Thank you very much Terry. I'm still puzzled at why this worked a year ago. What changed? I'd very much like to reverse the change by setting an argument somewhere or manipulating the terms object. I echo your sentiments about the general approach. Frank
On 06/15/2015 09:05 AM, Therneau, Terry M., Ph.D. wrote:
Frank,
I don't think there is any way to "fix" your problem except the way
that I did it.
library(survival)
tdata <- data.frame(y=c(1,3,3,5, 5,7, 7,9, 9,13),
x1=factor(letters[c(1,1,1,1,1,2,2,2,2,2)]),
x2= c(1,2,1,2,1,2,1,2,1,2))
fit1 <- lm( y ~ x1 * strata(x2) - strata(x2), tdata)
coef(fit1)
(Intercept) x1b x1a:strata(x2)x2=2
x1b:strata(x2)x2=2
3.000000 5.000000 1.000000 1.666667
Your code is calling model.matrix with the same model frame and terms
structure as the lm call above (I checked). In your case you know
that the underlying model has 2 intercepts (strata), one for the group
with x2=1 and another for the group with x2=2, but how is the
model.matrix routine supposed to guess that? It can't, so
model.matrix returns the proper result for the lm call. As seen above
the result is not singular, while for the Cox model it is singular due
to the extra intercept.
This is simply an extension of leaving the "intercept" term in the
model and then removing that column from the returned X matrix, which
is necessary to have the correct coding for ordinary factor variables,
something we've both done since day 1. In order for model.matrix to
do the right thing with interactions, it has to know how many
intercepts there actually are.
I've come to the conclusion that the entire thrust of 'contrasts' in S
was wrong headed, i.e., the "remove redundant columns from the X
matrix ahead of time" logic.
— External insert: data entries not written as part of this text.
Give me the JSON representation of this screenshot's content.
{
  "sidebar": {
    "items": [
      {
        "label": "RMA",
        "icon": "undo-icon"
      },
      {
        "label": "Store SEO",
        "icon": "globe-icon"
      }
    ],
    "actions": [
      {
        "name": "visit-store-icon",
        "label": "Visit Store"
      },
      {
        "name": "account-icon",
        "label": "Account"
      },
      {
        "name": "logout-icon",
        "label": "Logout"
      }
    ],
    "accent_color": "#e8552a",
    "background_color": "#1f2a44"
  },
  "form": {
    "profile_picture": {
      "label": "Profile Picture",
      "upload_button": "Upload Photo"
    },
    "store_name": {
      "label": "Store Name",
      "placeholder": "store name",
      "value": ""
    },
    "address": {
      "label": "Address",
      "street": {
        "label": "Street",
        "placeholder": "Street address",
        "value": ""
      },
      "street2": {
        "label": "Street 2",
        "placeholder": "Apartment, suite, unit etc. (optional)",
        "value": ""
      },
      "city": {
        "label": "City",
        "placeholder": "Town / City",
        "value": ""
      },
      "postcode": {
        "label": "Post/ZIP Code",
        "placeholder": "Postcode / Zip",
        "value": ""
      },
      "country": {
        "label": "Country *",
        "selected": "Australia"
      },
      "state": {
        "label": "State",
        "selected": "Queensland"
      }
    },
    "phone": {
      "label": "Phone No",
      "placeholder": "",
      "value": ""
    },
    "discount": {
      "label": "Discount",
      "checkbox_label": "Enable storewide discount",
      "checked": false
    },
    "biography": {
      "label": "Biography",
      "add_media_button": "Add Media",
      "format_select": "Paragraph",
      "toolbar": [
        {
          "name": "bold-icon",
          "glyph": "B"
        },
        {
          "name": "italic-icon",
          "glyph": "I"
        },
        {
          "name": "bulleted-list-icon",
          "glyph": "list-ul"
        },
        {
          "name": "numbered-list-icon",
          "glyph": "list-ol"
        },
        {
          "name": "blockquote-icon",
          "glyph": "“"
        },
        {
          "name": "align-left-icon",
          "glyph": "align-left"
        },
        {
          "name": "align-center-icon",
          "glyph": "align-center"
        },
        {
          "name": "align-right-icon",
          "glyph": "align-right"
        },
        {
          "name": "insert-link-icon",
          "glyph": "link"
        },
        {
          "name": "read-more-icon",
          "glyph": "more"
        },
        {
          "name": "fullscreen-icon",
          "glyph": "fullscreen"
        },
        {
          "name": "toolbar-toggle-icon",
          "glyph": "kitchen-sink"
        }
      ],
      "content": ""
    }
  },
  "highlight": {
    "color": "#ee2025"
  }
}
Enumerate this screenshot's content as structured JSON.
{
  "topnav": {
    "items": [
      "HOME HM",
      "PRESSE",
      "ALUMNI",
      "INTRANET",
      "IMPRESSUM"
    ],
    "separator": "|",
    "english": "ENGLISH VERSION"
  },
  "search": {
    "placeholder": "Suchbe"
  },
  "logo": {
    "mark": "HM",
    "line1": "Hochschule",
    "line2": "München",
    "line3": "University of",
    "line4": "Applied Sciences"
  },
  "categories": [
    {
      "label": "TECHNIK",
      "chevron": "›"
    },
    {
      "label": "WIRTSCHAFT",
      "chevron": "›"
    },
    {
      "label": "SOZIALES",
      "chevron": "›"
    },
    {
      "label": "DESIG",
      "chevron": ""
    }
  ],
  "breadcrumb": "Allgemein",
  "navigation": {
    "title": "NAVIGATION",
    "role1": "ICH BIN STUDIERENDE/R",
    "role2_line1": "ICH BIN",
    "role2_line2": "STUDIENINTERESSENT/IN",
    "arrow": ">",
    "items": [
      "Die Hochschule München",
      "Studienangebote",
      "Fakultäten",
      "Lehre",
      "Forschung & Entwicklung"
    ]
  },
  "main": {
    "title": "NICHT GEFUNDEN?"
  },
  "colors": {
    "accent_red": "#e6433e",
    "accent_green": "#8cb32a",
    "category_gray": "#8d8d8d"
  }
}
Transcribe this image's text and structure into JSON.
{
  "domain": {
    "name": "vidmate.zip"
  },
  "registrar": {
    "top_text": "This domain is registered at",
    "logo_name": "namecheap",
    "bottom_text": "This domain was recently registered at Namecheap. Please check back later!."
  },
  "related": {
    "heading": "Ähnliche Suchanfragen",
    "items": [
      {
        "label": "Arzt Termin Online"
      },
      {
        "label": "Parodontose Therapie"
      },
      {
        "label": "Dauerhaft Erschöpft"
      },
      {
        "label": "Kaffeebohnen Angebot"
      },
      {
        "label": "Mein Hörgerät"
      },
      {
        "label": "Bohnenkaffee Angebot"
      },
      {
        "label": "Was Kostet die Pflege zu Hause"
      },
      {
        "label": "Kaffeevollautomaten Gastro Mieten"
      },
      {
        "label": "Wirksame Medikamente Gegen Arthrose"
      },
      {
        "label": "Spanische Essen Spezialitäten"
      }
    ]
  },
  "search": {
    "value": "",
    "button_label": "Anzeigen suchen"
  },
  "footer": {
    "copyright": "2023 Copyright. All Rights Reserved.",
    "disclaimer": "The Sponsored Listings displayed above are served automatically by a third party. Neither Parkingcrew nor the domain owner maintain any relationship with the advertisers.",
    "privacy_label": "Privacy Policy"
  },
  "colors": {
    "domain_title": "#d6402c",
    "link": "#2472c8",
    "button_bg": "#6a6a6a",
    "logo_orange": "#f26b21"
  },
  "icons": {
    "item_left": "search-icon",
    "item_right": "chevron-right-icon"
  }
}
It is simply not possible for the
model.matrix routine to guess correctly for all y and x combinations,
something that been acknowledged in R by changing the default for
"singular.ok" to TRUE. Dealing with this after the fact via a good
contrast function (a la SAS -- heresy!) would have been a much better
design choice. But as long as I'm in R the coxph routine tries to be
a good citizen.
Terry T.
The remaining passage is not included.